By Veronique de Rugy
In his autobiography, "Up From the Projects," the late economist Walter Williams explained his move away from the belief that minimum wages help the poor. His change of heart on the topic began when one of his UCLA professors asked him whether he cared more about the intentions behind the minimum wage or its effects.
Williams devoted much of his professional career to studying minimum wages and documenting their negative effects, particularly on young Black people. While Williams had the good sense to learn that good intentions alone are insufficient to produce good public policy, many others have failed to learn this lesson.
The latest illustration is an attempt to jack up the minimum wage to $15 per hour as part of another COVID-19 relief bill. Rep. Ro Khanna, D-Calif., recently declared on CNN's "Inside Politics" that small businesses wouldn't struggle under a federal mandate to pay employees $15 an hour, even during a recession. To support his claim, he pointed out that Target and Amazon, two of the greatest beneficiaries of the lockdown, raised their lowest hourly wage to $15 voluntarily. He later asserted that he doesn't want small businesses that are underpaying workers and that $15 is very reasonable. How he knows this is a mystery, but this arrogance demonstrates an ignorance of basic economics.
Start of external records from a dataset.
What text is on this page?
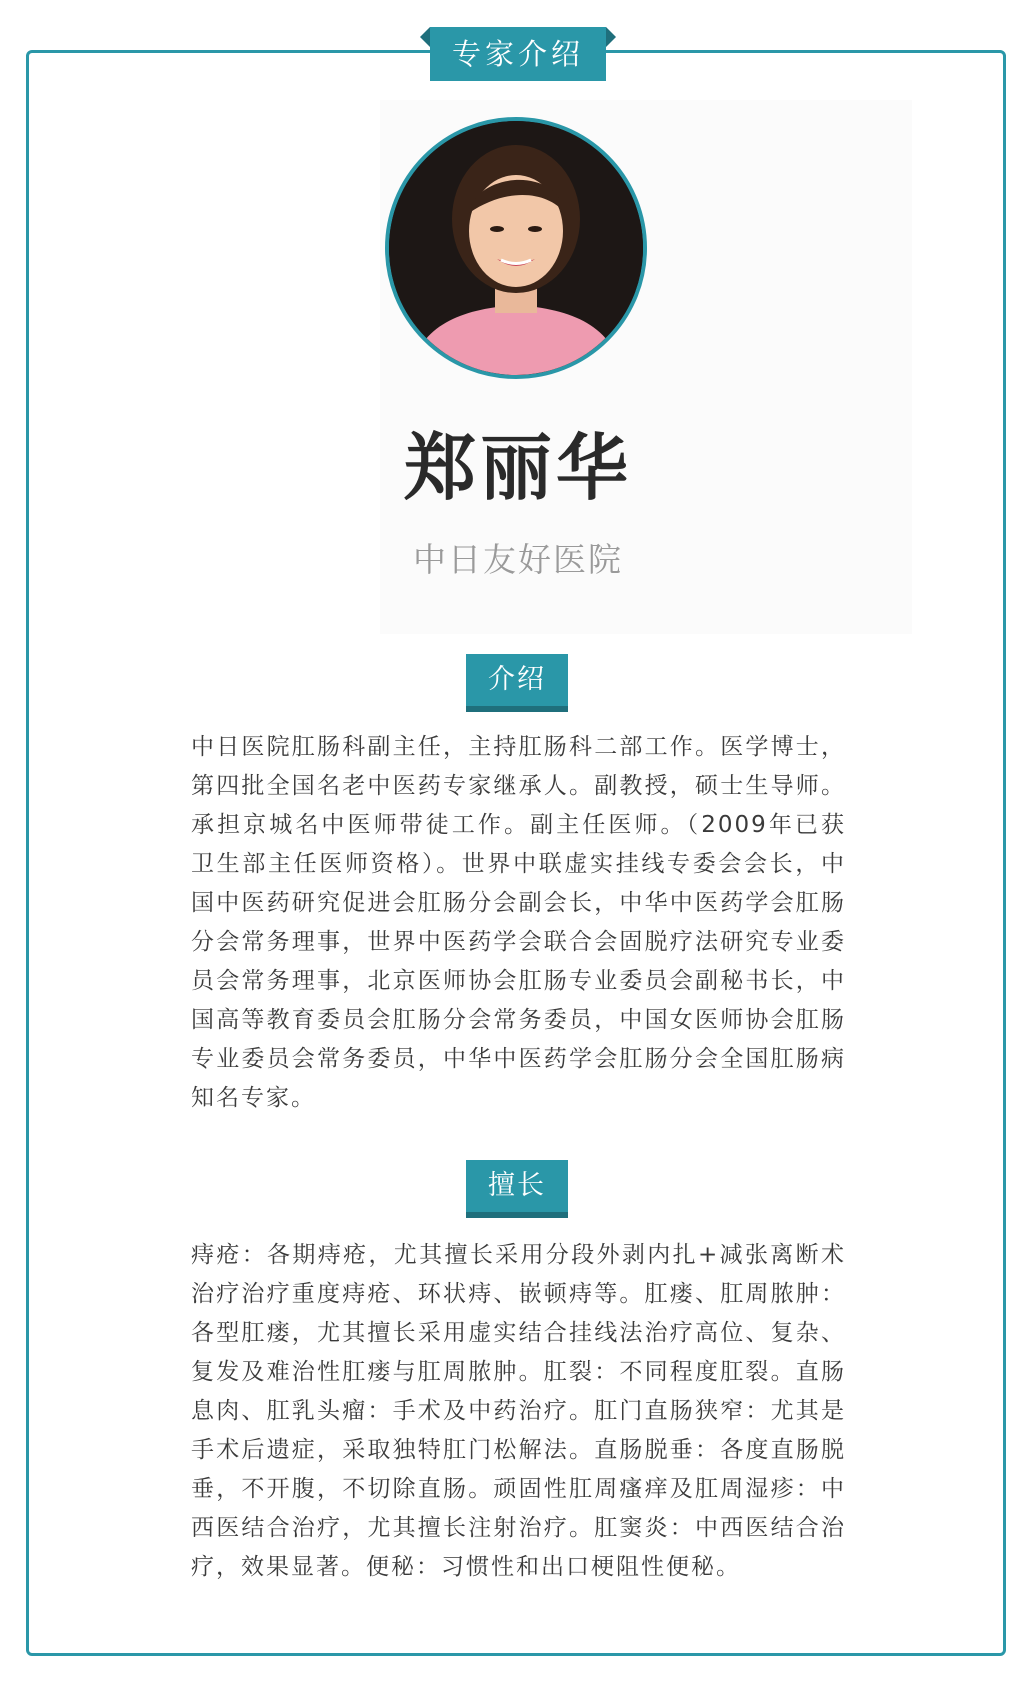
专家介绍
郑丽华
中日友好医院
介绍
中日医院肛肠科副主任，主持肛肠科二部工作。医学博士，第四批全国名老中医药专家继承人。副教授，硕士生导师。承担京城名中医师带徒工作。副主任医师。（2009年已获卫生部主任医师资格）。世界中联虚实挂线专委会会长，中国中医药研究促进会肛肠分会副会长，中华中医药学会肛肠分会常务理事，世界中医药学会联合会固脱疗法研究专业委员会常务理事，北京医师协会肛肠专业委员会副秘书长，中国高等教育委员会肛肠分会常务委员，中国女医师协会肛肠专业委员会常务委员，中华中医药学会肛肠分会全国肛肠病知名专家。
擅长
痔疮：各期痔疮，尤其擅长采用分段外剥内扎+减张离断术治疗治疗重度痔疮、环状痔、嵌顿痔等。肛瘘、肛周脓肿：各型肛瘘，尤其擅长采用虚实结合挂线法治疗高位、复杂、复发及难治性肛瘘与肛周脓肿。肛裂：不同程度肛裂。直肠息肉、肛乳头瘤：手术及中药治疗。肛门直肠狭窄：尤其是手术后遗症，采取独特肛门松解法。直肠脱垂：各度直肠脱垂，不开腹，不切除直肠。顽固性肛周瘙痒及肛周湿疹：中西医结合治疗，尤其擅长注射治疗。肛窦炎：中西医结合治疗，效果显著。便秘：习惯性和出口梗阻性便秘。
Walter Williams summarized the general position of economists on this issue in an article titled "Minimum Wage, Maximum Follies." He wrote, "While there is a debate over the magnitude of the effects, the weight of research by academic scholars points to the conclusion that unemployment for some population groups is directly related to legal minimum wages. The unemployment effects of the minimum-wage law are felt disproportionately by nonwhites."
Minimum wages reduce the employment of low-skilled workers -- a group disproportionately represented by immigrants, inner-city minorities and young people. Some workers lose jobs altogether, while others see their hours reduced. This doesn't mean that there are no beneficiaries of higher minimum wages. Economic theory predicts that some workers who are currently employed will retain their jobs with no reduction in hours, even after the minimum wage is increased. For those workers, the increase means higher take-home pay, although the jobs themselves might become more demanding or less secure.
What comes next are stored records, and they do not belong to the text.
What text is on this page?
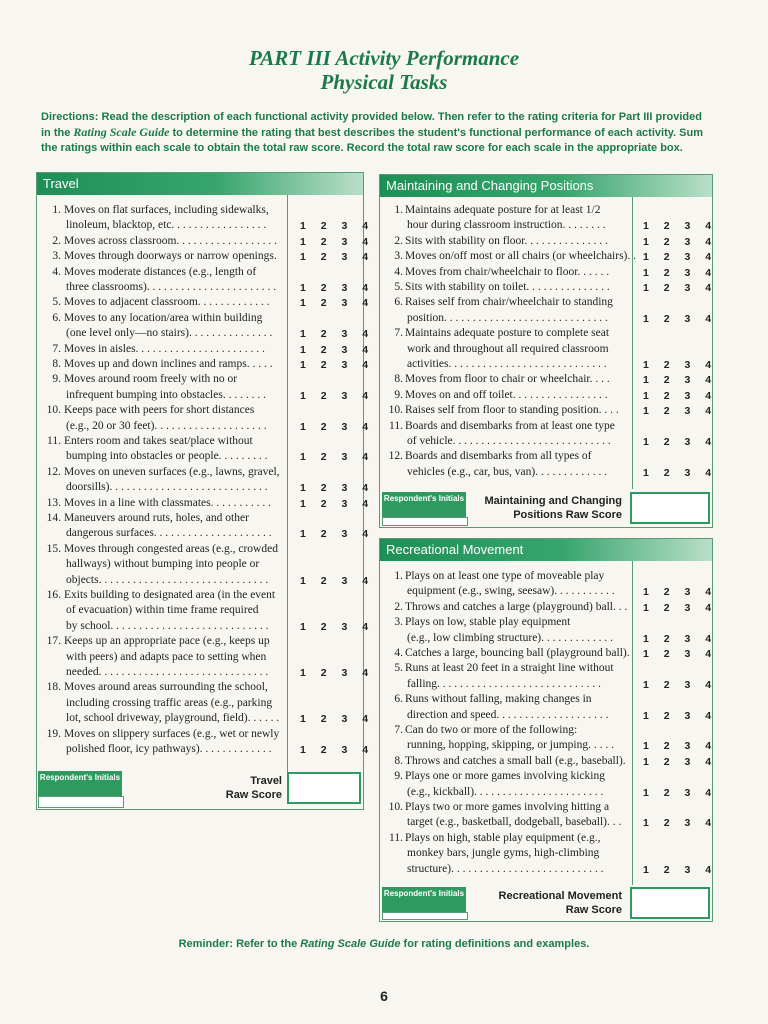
PART III Activity Performance
Physical Tasks
Directions: Read the description of each functional activity provided below. Then refer to the rating criteria for Part III provided in the Rating Scale Guide to determine the rating that best describes the student's functional performance of each activity. Sum the ratings within each scale to obtain the total raw score. Record the total raw score for each scale in the appropriate box.
Travel
1. Moves on flat surfaces, including sidewalks,
linoleum, blacktop, etc. . . . . . . . . . . . . . . . .	1 2 3 4
2. Moves across classroom. . . . . . . . . . . . . . . . . . 1 2 3 4
3. Moves through doorways or narrow openings. 1 2 3 4
4. Moves moderate distances (e.g., length of
three classrooms). . . . . . . . . . . . . . . . . . . . . . . 1 2 3 4
5. Moves to adjacent classroom. . . . . . . . . . . . .	1 2 3 4
6. Moves to any location/area within building
(one level only—no stairs). . . . . . . . . . . . . . .	1 2 3 4
7. Moves in aisles. . . . . . . . . . . . . . . . . . . . . . .	1 2 3 4
8. Moves up and down inclines and ramps. . . . .	1 2 3 4
9. Moves around room freely with no or
infrequent bumping into obstacles. . . . . . . .	1 2 3 4
10. Keeps pace with peers for short distances
(e.g., 20 or 30 feet). . . . . . . . . . . . . . . . . . . .	1 2 3 4
11. Enters room and takes seat/place without
bumping into obstacles or people. . . . . . . . .	1 2 3 4
12. Moves on uneven surfaces (e.g., lawns, gravel,
doorsills). . . . . . . . . . . . . . . . . . . . . . . . . . . .	1 2 3 4
13. Moves in a line with classmates. . . . . . . . . . .	1 2 3 4
14. Maneuvers around ruts, holes, and other
dangerous surfaces. . . . . . . . . . . . . . . . . . . . .	1 2 3 4
15. Moves through congested areas (e.g., crowded
hallways) without bumping into people or
objects. . . . . . . . . . . . . . . . . . . . . . . . . . . . . .	1 2 3 4
16. Exits building to designated area (in the event
of evacuation) within time frame required
by school. . . . . . . . . . . . . . . . . . . . . . . . . . . .	1 2 3 4
17. Keeps up an appropriate pace (e.g., keeps up
with peers) and adapts pace to setting when
needed. . . . . . . . . . . . . . . . . . . . . . . . . . . . . .	1 2 3 4
18. Moves around areas surrounding the school,
including crossing traffic areas (e.g., parking
lot, school driveway, playground, field). . . . . . 1 2 3 4
19. Moves on slippery surfaces (e.g., wet or newly
polished floor, icy pathways). . . . . . . . . . . . .	1 2 3 4
Respondent's Initials	Travel
Raw Score
Maintaining and Changing Positions
1. Maintains adequate posture for at least 1/2
hour during classroom instruction. . . . . . . .	1 2 3 4
2. Sits with stability on floor. . . . . . . . . . . . . . .	1 2 3 4
3. Moves on/off most or all chairs (or wheelchairs). . 1 2 3 4
4. Moves from chair/wheelchair to floor. . . . . .	1 2 3 4
5. Sits with stability on toilet. . . . . . . . . . . . . . .	1 2 3 4
6. Raises self from chair/wheelchair to standing
position. . . . . . . . . . . . . . . . . . . . . . . . . . . . .	1 2 3 4
7. Maintains adequate posture to complete seat
work and throughout all required classroom
activities. . . . . . . . . . . . . . . . . . . . . . . . . . . .	1 2 3 4
8. Moves from floor to chair or wheelchair. . . .	1 2 3 4
9. Moves on and off toilet. . . . . . . . . . . . . . . . .	1 2 3 4
10. Raises self from floor to standing position. . . . 1 2 3 4
11. Boards and disembarks from at least one type
of vehicle. . . . . . . . . . . . . . . . . . . . . . . . . . . .	1 2 3 4
12. Boards and disembarks from all types of
vehicles (e.g., car, bus, van). . . . . . . . . . . . .	1 2 3 4
Respondent's Initials	Maintaining and Changing
Positions Raw Score
Recreational Movement
1. Plays on at least one type of moveable play
equipment (e.g., swing, seesaw). . . . . . . . . . .	1 2 3 4
2. Throws and catches a large (playground) ball. . . 1 2 3 4
3. Plays on low, stable play equipment
(e.g., low climbing structure). . . . . . . . . . . . .	1 2 3 4
4. Catches a large, bouncing ball (playground ball). 1 2 3 4
5. Runs at least 20 feet in a straight line without
falling. . . . . . . . . . . . . . . . . . . . . . . . . . . . .	1 2 3 4
6. Runs without falling, making changes in
direction and speed. . . . . . . . . . . . . . . . . . . .	1 2 3 4
7. Can do two or more of the following:
running, hopping, skipping, or jumping. . . . .	1 2 3 4
8. Throws and catches a small ball (e.g., baseball). 1 2 3 4
9. Plays one or more games involving kicking
(e.g., kickball). . . . . . . . . . . . . . . . . . . . . . .	1 2 3 4
10. Plays two or more games involving hitting a
target (e.g., basketball, dodgeball, baseball). . . 1 2 3 4
11. Plays on high, stable play equipment (e.g.,
monkey bars, jungle gyms, high-climbing
structure). . . . . . . . . . . . . . . . . . . . . . . . . . .	1 2 3 4
Respondent's Initials	Recreational Movement
Raw Score
Reminder: Refer to the Rating Scale Guide for rating definitions and examples.
6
So, what do we know about raising the federal minimum wage to $15, even gradually? In theory, we know a lot, but the empirical evidence is limited since so few states and localities have tried it. There are, however, some noteworthy attempts to get a good grasp of what might happen.
First, the Congressional Budget Office estimates that a $15 minimum wage by 2025 would eliminate 1.4 million jobs over that period. The CBO also forecasts that this increase could decrease business income, increase consumer prices and tap the brakes on the economy.
Second, economists at the University of Washington studied the employment effects of Seattle's move to gradually increase its minimum wage to $15. Seattle, already a high-wage city, first raised its minimum wage to $13 in 2016 and hiked it to $15 in 2021.
Summing up the findings in Seattle, Michael Strain writes in Bloomberg: "The economists found that this led to a 9% reduction in low-wage jobs. The pay increase it generated didn't make up for the reduction in employment, and earnings fell for low-wage workers overall. The economists' subsequent research found that the gains from the higher minimum wage accrued to more experienced workers." As I noted, there are some winners (those who are already relatively better) and some losers (those already worse off).
In a recent Twitter thread, one of the authors of the study, Jake Vigdor, noted that the following pattern emerges for employers dealing with higher labor costs: "1) Don't lay people off 2) Cut back hours 3) Cut back hiring 4) As workers quit, restore hours for those who remain." He also warns that the negative employment effects are somewhat understated in the study because it ignores "a subset of the workforce: those who didn't have jobs at baseline, before the wage increase."
Workers who didn't have a job at the time of the increase and won't get one after may pay the steepest (and unseen or overlooked) cost of the minimum wage. As Williams explained in his autobiography, "Early work experiences not only provide the pride and self-confidence that comes from financial semi-independence but also teach youngsters attitudes and habits that will make them more valuable and successful workers in the future."
Veronique de Rugy is a senior research fellow at the Mercatus Center at George Mason University.